The skill wraps GROQ client patterns to call specific model endpoints (chat, audio.transcriptions, audio.speech, vision-capable chat models, and compound/tool models). It supports streaming responses for low latency, async clients for parallel queries, and function-calling/tool integration for safe external actions. Audio STT/TTS use GROQ-hosted Whisper and PlayAI models (explicitly not OpenAI).

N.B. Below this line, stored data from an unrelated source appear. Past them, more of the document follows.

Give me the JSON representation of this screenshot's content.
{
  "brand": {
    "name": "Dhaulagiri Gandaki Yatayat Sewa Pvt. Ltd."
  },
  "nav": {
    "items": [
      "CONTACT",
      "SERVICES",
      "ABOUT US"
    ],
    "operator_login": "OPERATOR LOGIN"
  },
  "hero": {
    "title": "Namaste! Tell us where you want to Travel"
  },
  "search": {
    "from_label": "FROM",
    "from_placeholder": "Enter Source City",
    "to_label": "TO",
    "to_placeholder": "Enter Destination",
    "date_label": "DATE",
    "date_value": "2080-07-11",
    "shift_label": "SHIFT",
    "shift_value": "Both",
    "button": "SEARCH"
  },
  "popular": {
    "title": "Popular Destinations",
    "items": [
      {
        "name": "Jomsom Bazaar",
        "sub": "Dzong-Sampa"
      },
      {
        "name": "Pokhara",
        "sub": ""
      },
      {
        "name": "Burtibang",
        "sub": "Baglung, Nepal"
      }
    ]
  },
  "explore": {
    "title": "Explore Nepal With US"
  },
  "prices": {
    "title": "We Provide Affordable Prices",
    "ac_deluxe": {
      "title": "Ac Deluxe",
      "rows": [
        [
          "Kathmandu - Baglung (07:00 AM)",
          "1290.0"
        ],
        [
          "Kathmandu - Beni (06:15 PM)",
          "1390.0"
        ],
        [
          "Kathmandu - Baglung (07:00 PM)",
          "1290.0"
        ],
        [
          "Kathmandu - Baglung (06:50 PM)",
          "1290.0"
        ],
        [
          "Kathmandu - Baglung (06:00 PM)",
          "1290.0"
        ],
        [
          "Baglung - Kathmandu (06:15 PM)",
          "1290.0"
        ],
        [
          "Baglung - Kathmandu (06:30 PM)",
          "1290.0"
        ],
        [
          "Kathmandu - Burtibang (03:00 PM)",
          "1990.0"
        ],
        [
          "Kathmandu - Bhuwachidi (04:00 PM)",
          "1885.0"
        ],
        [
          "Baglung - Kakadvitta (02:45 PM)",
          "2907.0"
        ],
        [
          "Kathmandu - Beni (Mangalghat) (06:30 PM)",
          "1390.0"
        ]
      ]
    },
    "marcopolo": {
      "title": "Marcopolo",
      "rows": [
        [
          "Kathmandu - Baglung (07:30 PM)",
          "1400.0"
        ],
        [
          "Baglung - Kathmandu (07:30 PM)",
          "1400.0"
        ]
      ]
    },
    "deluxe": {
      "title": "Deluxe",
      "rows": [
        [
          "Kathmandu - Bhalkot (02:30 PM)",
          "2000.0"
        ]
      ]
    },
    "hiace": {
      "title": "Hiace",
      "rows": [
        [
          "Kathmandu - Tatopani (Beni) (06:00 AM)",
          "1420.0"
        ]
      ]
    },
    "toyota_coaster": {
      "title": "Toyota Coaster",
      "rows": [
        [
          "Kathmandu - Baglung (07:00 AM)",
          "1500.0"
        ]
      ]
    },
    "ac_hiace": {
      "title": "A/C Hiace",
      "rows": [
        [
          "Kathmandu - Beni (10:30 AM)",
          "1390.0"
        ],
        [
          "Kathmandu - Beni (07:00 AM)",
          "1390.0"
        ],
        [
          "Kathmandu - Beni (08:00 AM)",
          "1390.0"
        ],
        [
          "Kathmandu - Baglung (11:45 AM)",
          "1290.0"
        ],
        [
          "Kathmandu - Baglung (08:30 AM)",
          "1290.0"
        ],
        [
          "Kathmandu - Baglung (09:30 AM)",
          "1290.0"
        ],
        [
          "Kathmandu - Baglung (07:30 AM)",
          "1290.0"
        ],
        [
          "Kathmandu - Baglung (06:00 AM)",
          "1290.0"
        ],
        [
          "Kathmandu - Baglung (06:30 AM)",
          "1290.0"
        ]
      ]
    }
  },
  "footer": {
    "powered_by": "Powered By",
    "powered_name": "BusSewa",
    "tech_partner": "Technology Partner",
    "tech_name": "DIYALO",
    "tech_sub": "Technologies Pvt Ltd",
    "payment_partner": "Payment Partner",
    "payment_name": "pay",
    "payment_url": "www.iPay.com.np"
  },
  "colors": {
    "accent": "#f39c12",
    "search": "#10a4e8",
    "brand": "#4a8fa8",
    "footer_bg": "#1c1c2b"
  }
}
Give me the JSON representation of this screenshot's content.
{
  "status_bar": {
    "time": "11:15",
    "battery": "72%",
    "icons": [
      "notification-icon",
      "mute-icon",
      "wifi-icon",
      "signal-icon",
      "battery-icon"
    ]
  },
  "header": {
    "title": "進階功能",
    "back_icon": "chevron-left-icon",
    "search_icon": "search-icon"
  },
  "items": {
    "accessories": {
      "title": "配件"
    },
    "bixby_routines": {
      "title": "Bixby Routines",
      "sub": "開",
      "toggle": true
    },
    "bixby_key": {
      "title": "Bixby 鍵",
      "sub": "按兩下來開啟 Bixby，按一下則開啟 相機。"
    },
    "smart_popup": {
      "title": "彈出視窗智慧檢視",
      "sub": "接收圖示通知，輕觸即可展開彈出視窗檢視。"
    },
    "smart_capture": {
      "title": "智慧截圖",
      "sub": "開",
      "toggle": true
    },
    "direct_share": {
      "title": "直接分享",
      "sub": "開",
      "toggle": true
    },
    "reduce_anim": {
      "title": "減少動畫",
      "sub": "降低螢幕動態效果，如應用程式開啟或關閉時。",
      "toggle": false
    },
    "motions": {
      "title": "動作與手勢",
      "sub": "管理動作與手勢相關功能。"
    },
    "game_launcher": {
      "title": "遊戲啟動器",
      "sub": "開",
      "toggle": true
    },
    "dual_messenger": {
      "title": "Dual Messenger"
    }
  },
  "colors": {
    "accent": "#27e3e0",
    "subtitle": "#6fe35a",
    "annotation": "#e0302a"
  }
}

It includes retry logic, rate-limit handling, and model recommendations per task.

When to use it

Real-time chatbots and voice agents that require sub-second responses
Multimodal applications needing image analysis or OCR with Llama-4‑Scout
Low-latency STT pipelines using GROQ-hosted Whisper
Fast TTS for live agents using PlayAI voices
Tool-enabled workflows requiring web search or code execution via compound models
Batch or parallel inference tasks where async patterns reduce wall time

Best practices

Pick the model optimized for the task (see model table: llama-3.3-70b for general chat, whisper-large-v3 for STT, playai-tts for TTS).
Enable streaming for UI/voice playback and use chunked consumption to avoid buffering delays.
Use async/parallel patterns for concurrent requests and batching to lower cost.
Implement retry/backoff (tenacity) for rate limits and transient errors.
Keep API key in GROQ_API_KEY environment variable and avoid routing through OpenAI.
Use reasoning_format and parsed outputs when you need inspectable chain-of-thought data.

Example use cases

A live customer-support voice agent: STT via whisper-large-v3 → chat with llama-3.3-70b → TTS via playai-tts with streaming.
Document intake: upload images or PDFs, run multimodal prompts on llama-4-scout for OCR and structured extraction.
Real-time trading signal assistant: parallel short prompts against llama-3.1-8b-instant for low-latency decisions.
Tool-enabled research assistant: compound-beta runs web_search and code_execution for on-the-fly facts and computations.
Multi-user chat server using async Groq client and streaming completions to push tokens to clients as they arrive.

FAQ

Is GROQ calling OpenAI models?

No. STT/TTS and LLMs on GROQ run on GROQ hardware or hosted models; do not route through OpenAI.

Which model for low-latency chat?

Use llama-3.1-8b-instant for fastest short-chat throughput; use llama-3.3-70b-versatile for higher quality with modest latency tradeoffs.